3 Replies Latest reply: May 3, 2013 11:57 AM by Terence Devlin
brifast99 Level 1 Level 1 (0 points)

I have a large iphoto library...330 gigs. I am constantly getting the beach ball when I do stuff in the program. Is there anyway to fix this or is it because of the girth of the library?

 

BF


Mac Pro, OS X Mountain Lion (10.8.2)
  • Terence Devlin Level 10 Level 10 (133,305 points)

    The amount of disk space doesn't matter - assuming you have enough. What's more important is the number of items in the Library.

     

    So: how many items?

    How big is the HD the Library is on? Is it an internal or external? How much free space on it?

    How much Ram do you have?

  • brifast99 Level 1 Level 1 (0 points)

    I have about 250gig free in a 3tb internal HD. I have 48gigs of RAM.

     

    There are 47k photos in the library

     

     

    BF

  • Terence Devlin Level 10 Level 10 (133,305 points)

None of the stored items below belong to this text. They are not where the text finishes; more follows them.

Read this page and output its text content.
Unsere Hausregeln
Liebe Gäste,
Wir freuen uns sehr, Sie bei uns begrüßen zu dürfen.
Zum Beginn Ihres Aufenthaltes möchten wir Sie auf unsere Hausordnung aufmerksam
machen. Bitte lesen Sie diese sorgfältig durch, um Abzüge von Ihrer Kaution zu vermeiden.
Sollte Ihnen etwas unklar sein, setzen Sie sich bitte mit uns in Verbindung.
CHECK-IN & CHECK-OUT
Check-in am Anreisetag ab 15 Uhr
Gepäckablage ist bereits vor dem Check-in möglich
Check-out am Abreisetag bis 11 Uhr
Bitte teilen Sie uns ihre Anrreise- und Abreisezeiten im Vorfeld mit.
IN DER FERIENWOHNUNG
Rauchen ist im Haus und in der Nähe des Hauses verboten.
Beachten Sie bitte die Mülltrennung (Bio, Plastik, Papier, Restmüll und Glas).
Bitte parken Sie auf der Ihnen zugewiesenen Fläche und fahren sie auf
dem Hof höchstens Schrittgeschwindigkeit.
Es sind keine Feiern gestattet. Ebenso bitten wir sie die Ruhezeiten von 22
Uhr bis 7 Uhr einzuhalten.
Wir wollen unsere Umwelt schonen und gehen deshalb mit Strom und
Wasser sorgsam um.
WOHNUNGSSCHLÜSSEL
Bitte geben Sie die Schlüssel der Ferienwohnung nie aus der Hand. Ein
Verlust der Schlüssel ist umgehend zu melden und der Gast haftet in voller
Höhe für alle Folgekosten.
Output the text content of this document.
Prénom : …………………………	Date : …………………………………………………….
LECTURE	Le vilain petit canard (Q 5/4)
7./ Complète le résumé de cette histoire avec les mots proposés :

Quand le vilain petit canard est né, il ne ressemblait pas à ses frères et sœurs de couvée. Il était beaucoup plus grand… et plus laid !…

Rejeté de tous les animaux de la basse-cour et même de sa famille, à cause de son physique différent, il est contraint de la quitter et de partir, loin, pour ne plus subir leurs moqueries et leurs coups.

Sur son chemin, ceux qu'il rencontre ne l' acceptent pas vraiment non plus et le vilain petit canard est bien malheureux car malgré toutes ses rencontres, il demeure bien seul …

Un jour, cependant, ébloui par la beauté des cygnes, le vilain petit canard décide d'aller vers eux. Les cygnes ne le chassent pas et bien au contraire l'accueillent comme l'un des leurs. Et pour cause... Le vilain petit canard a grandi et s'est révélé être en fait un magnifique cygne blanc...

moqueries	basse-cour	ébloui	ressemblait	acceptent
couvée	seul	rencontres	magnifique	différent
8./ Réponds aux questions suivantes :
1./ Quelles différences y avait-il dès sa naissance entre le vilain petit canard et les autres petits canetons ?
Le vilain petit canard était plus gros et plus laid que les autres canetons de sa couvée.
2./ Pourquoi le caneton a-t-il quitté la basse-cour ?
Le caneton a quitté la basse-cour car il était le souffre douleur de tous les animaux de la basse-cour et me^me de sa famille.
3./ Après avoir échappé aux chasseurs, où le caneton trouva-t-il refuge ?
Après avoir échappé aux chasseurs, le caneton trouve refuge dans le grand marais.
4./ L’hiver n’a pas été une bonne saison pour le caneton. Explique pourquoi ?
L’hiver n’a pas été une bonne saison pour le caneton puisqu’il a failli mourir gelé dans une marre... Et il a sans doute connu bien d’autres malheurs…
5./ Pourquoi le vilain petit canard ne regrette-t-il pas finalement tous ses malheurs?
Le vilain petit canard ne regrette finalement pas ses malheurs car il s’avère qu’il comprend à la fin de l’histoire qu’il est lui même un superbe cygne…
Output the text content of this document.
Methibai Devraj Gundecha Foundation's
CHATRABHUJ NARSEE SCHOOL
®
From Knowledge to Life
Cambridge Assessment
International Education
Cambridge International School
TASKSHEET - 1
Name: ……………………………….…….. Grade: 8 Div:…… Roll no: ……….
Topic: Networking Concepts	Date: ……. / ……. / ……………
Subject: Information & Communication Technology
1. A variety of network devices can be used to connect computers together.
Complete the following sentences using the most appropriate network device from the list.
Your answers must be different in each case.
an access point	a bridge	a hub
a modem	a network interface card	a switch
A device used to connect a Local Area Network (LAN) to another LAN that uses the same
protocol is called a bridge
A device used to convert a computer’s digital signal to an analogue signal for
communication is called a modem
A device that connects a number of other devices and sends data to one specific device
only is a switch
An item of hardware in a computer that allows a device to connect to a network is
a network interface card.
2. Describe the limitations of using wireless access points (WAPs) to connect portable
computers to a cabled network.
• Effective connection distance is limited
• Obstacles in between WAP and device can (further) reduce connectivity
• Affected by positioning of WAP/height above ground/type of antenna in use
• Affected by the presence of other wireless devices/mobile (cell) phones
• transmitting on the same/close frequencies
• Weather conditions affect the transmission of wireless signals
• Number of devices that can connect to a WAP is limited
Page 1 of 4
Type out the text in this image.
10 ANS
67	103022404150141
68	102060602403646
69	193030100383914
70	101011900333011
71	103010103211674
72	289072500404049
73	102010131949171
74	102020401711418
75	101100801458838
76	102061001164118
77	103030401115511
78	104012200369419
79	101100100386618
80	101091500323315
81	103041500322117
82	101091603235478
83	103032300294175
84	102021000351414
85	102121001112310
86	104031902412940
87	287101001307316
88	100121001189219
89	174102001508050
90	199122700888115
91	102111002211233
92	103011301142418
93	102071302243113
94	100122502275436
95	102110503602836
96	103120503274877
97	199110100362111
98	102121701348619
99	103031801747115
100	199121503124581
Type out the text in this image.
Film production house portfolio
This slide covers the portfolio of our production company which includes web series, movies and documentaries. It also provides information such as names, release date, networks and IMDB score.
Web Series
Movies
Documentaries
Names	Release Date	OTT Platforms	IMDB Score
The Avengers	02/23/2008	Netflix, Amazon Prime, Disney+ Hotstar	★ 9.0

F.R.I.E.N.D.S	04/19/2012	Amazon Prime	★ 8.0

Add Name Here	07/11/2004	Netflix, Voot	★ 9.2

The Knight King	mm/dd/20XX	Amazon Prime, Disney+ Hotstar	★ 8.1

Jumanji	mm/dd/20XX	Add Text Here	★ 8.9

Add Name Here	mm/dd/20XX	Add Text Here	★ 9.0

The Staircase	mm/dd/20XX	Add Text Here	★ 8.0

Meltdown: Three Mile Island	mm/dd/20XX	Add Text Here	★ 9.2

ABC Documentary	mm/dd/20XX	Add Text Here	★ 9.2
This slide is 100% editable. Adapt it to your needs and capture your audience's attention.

    Well those numbers are fine - though maybe a little more Ram? iPhoto 11 is good for 1,000,000 items, so you've a little headroom yet.

     

    Have you tried rebuilding the library?

     

    Option 1

    Back Up and try rebuild the library: hold down the command and option (or alt) keys while launching iPhoto. Use the resulting dialogue to rebuild. Choose to Repair Database. If that doesn't help, then try again, this time using Rebuild Database.

     

    If that fails:

     

    Option 2

    Download iPhoto Library Manager and use its rebuild function. (In Library Manager it's the FIle -> Rebuild command)

     

     

    This will create an entirely new library. It will then copy (or try to) your photos and all the associated metadata and versions to this new Library, and arrange it as close as it can to what you had in the damaged Library. It does this based on information it finds in the iPhoto sharing mechanism - but that means that things not shared won't be there, so no slideshows, books or calendars, for instance - but it should get all your events, albums and keywords, faces and places back.

     

     

    Because this process creates an entirely new library and leaves your old one untouched, it is non-destructive, and if you're not happy with the results you can simply return to your old one.